« Nous saluons avec gratitude et satisfaction la sage décision du gouvernement Meloni d'exclure du décret-loi 'anti-liste d'attente' du 7 juin la règle relative aux « Dispositions d'urgence pour promouvoir la prestation de services pharmaceutiques ». La règle, qui ouvre la possibilité aux pharmacies d'effectuer des services de laboratoire d'analyses ne se limitant plus au test d'autosurveillance autorisé jusqu'à présent pourrait transformer les pharmacies non seulement en laboratoires d'analyses mais en prestataires de services de santé, même si le pharmacien ne possède pas les outils cognitifs et instrumentaux pour transformer le simple résultat résultant d'un prélèvement sanguin ou génétique dans un rapport accompagné d'unités de mesure, d'intervalles de référence et de limites de décision ». Ainsi l'Uap, l'Union Nationale des cliniques, cliniques, institutions et hôpitaux privés, dans une note réitère une fois de plus avec fermeté les limites quant à l'expansion de la « pharmacie de services ». L'UAP annonce « une manifestation importante » à la mi-septembre.
« Les éléments indispensables à l'évaluation clinique relèvent de la responsabilité, ainsi que de la garantie et du contrôle de la qualité analytique, exclusivement des professionnels de la médecine de laboratoire et donc des laboratoires publics et privés et des centres multispécialistes, qui comptent plus de 95 000 structures sur le territoire national. , comme pour tous les autres tests de diagnostic », réitère l'Uap, dirigée par Mariastella Giorlandino.
« Nous nous opposerons fermement à toute proposition législative au Parlement »
« Nous nous opposerons fermement au Parlement à tout projet réglementaire potentiellement susceptible de susciter une confusion absurde pour les patients et les cliniciens quant aux résultats d'analyses cliniques qui ne peuvent être réalisées que par les laboratoires d'analyses cliniques et de diagnostic compétents.
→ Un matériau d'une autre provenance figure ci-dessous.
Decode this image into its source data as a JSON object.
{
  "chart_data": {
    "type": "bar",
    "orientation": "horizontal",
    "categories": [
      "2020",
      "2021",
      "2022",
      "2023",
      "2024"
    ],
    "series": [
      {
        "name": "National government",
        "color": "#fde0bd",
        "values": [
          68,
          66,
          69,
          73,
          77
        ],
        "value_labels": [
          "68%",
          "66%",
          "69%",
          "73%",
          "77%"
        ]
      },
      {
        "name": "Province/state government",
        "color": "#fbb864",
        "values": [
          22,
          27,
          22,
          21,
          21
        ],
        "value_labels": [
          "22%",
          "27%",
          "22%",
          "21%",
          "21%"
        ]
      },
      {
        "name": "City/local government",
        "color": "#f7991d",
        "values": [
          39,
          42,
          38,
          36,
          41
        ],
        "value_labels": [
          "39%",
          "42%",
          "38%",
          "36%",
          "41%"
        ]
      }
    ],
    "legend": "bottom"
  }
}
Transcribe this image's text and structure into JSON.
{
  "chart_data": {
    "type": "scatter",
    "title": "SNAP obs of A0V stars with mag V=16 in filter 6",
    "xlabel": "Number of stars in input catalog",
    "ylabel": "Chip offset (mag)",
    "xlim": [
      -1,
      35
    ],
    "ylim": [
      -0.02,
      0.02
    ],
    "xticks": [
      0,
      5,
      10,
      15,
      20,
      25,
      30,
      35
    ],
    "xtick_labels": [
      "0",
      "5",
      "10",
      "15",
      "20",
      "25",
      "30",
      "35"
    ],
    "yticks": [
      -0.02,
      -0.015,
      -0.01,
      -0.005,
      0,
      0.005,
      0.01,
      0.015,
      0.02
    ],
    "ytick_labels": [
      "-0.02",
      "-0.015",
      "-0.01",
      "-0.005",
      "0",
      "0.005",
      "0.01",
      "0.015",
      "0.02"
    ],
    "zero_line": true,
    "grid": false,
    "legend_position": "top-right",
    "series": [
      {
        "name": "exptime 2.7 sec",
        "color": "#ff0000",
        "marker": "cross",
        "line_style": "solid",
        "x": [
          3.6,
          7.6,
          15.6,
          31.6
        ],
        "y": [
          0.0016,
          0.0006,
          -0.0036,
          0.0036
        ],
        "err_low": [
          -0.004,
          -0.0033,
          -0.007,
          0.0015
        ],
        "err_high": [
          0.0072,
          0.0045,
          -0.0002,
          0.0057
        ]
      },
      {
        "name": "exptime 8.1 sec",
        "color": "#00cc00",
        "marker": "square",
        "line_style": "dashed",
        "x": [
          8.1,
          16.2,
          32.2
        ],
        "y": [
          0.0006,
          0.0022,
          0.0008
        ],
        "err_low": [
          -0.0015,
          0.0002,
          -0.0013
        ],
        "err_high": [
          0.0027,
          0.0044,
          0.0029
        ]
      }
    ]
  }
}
Pharmacies – Uap remarques – ils ne possèdent pas les compétences pour rendre les prestations que les laboratoires d'analyses et les centres multispécialistes effectuaient jusqu'à présent après avoir suivi les programmes de formation spécifiques attendus et certifiés, après des procédures régionales complexes d'autorisation et d'accréditation, après avoir respecté les plus de 420 exigences nécessaires pour démarrer l'activité de protection de la santé des citoyens, en adaptant ses locaux aux meilleures normes hygiéniques, sanitaires, technologiques et logistiques, avec d'importants investissements économiques et en ressources humaines ».
« Nous avons toujours confiance dans la haute autorité et dans la protection de la Constitution réalisée de façon magistrale et quotidienne avec un soin avisé et une vision impartiale par la Présidence de la République pour la protection des lois – rappelle l'Uap – Nous sommes certains que les lois examinées par cette Le Parlement ne sera pas en mesure de violer l'article 32 de notre Constitution, une haute garantie constitutionnelle pour la protection de la santé publique et privée ; dans cette perspective, nous sommes favorables au maintien de la législation actuelle (Décret législatif numéro 153 de 2009), basée sur que l'exécution d'analyses de laboratoire en pharmacie reste limitée aux « prestations d'analyses de première instance entrant dans le cadre de l'autosurveillance », c'est-à-dire aux analyses qui peuvent être gérées directement par les patients ou par le pharmacien à travers le prélèvement de sang capillaire et pour tout le reste, par exemple aux fins d'autorisation pour tout diagnostic, maintenir le décret législatif numéro 502 de 1992 actuellement en vigueur ».